No longer in the deep end
BP has closed out one big legal front, but the Macondo saga is still far from over. In the months following the accident, the UK oil major’s partners in the well blamed BP and refused to pay any of the bills. Now Anadarko, with a 25 percent stake in the well, has agreed a $4 billion settlement. The move follows a $1.1 billion BP deal with Mitsui, a 10 percent partner in the well, in May.
The $4 billion settlement is a fraction of the $41 billion that BP estimates the spill will eventually cost. The comparison isn’t quite right, since that number includes BP’s legal bills, voluntary initiatives and estimates of fines, which are excluded from the settlements. BP is also getting less than the $6.1 billion it had billed Anadarko so far. But it is still more than BP received from Mitsui. Had Anadarko paid in the same proportion as the Japanese, BP would only have received about $2.7 billion.
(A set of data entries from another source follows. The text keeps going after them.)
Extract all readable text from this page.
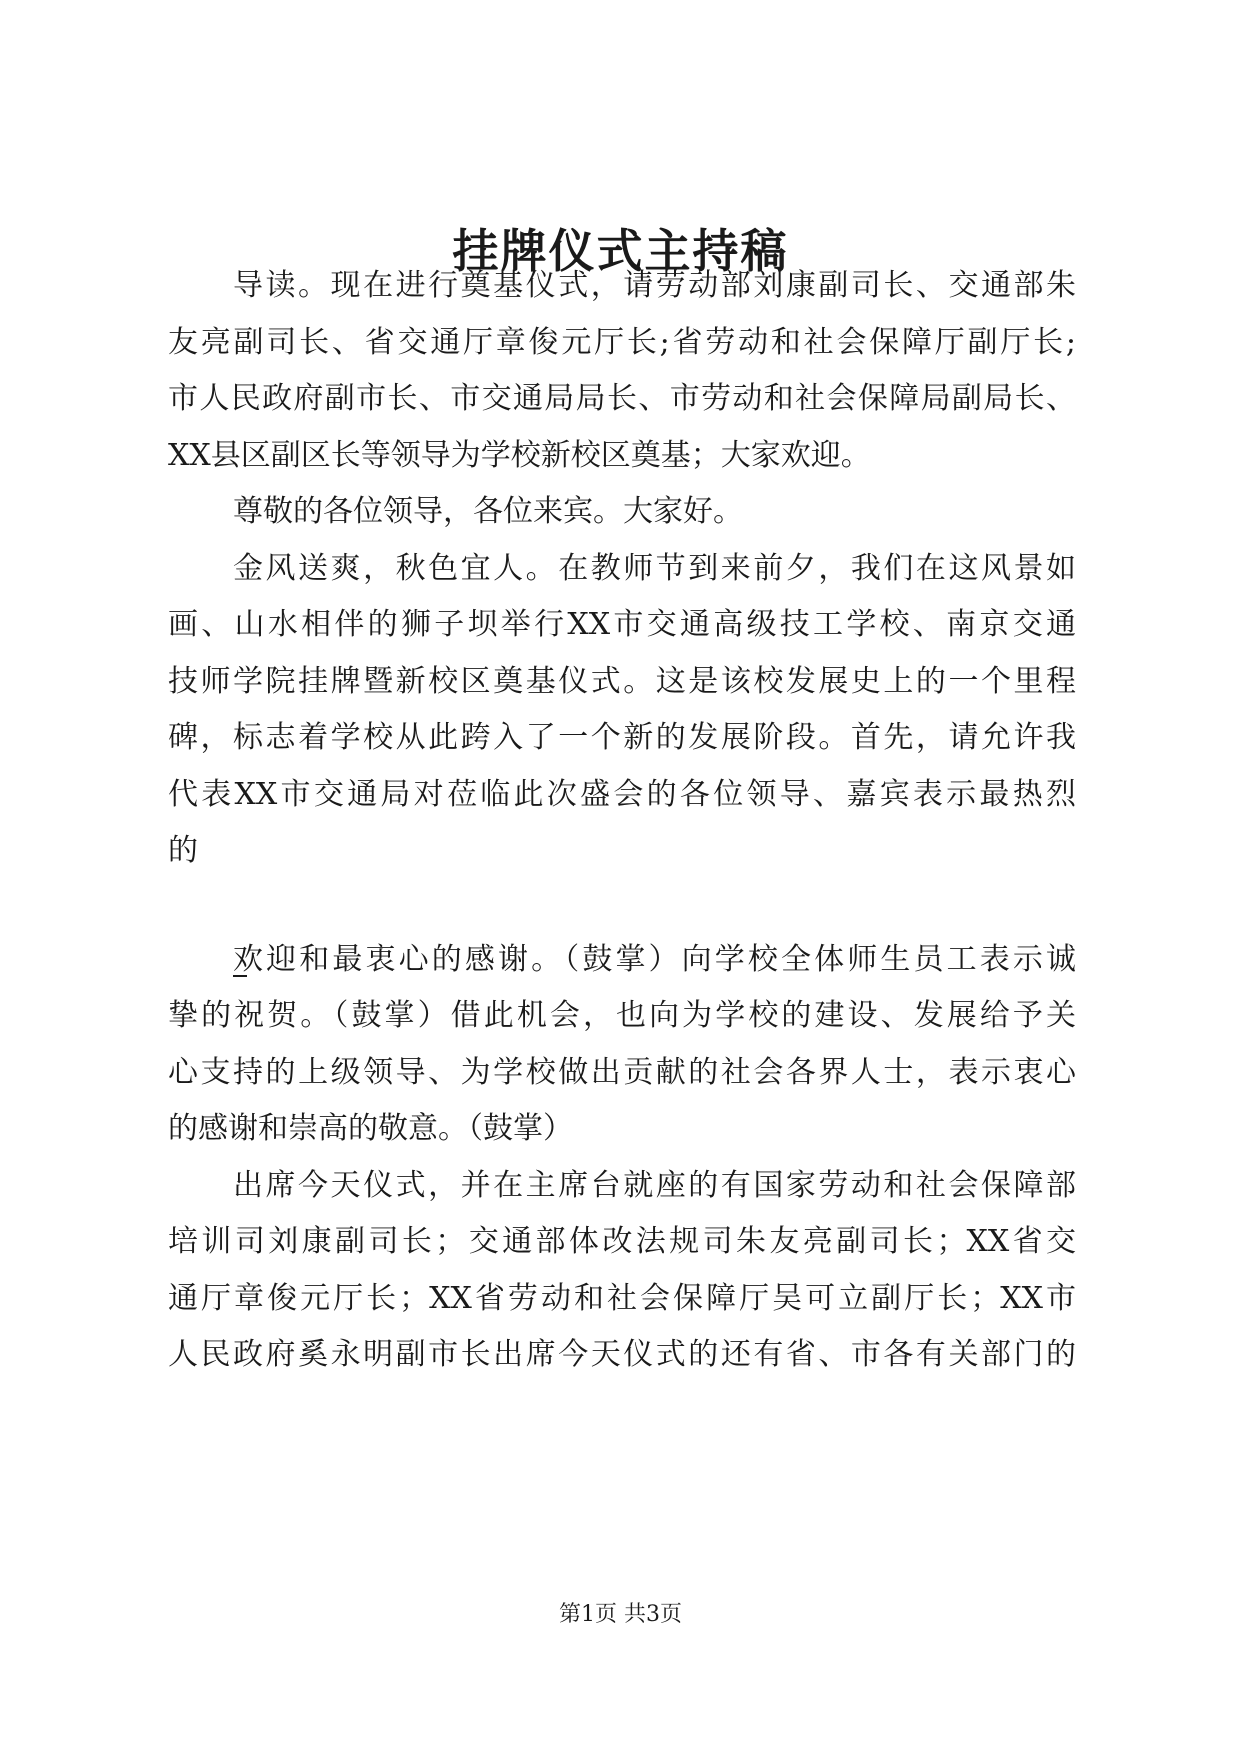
挂牌仪式主持稿

导读。现在进行奠基仪式，请劳动部刘康副司长、交通部朱

友亮副司长、省交通厅章俊元厅长;省劳动和社会保障厅副厅长;

市人民政府副市长、市交通局局长、市劳动和社会保障局副局长、

XX县区副区长等领导为学校新校区奠基；大家欢迎。

尊敬的各位领导，各位来宾。大家好。

金风送爽，秋色宜人。在教师节到来前夕，我们在这风景如

画、山水相伴的狮子坝举行XX市交通高级技工学校、南京交通

技师学院挂牌暨新校区奠基仪式。这是该校发展史上的一个里程

碑，标志着学校从此跨入了一个新的发展阶段。首先，请允许我

代表XX市交通局对莅临此次盛会的各位领导、嘉宾表示最热烈

的

欢迎和最衷心的感谢。（鼓掌）向学校全体师生员工表示诚

挚的祝贺。（鼓掌）借此机会，也向为学校的建设、发展给予关

心支持的上级领导、为学校做出贡献的社会各界人士，表示衷心

的感谢和崇高的敬意。（鼓掌）

出席今天仪式，并在主席台就座的有国家劳动和社会保障部

培训司刘康副司长；交通部体改法规司朱友亮副司长；XX省交

通厅章俊元厅长；XX省劳动和社会保障厅吴可立副厅长；XX市

人民政府奚永明副市长出席今天仪式的还有省、市各有关部门的

第1页 共3页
Together, BP now has $5 billion more in cash to pay for the spill. Yet the really critical question still hangs. Was BP grossly negligent under the Clean Water Act? If it was, potential fines could be over $17 billion. That particular legal battle starts next year in a New Orleans court, where all the claims will be decided. It is not clear how long it will last, but is likely drag until 2013 at least.
The fact that Anadarko has dropped these allegations of gross negligence suggests the burden of blame, if it comes to that, will be shared. That, as much as the cash involved, led BP shares upward. Investors may also be betting that BP will extract some cash from two key contractors involved in the well construction and rig equipment – Transocean and Halliburton. So is Anadarko: it has asked for a portion of the claims recovered by BP from third parties.
Some welcome clarity is beginning to emerge from the inevitable legal wrangling that resulted from the Macondo spill. But the troubles, all round, are far from being settled.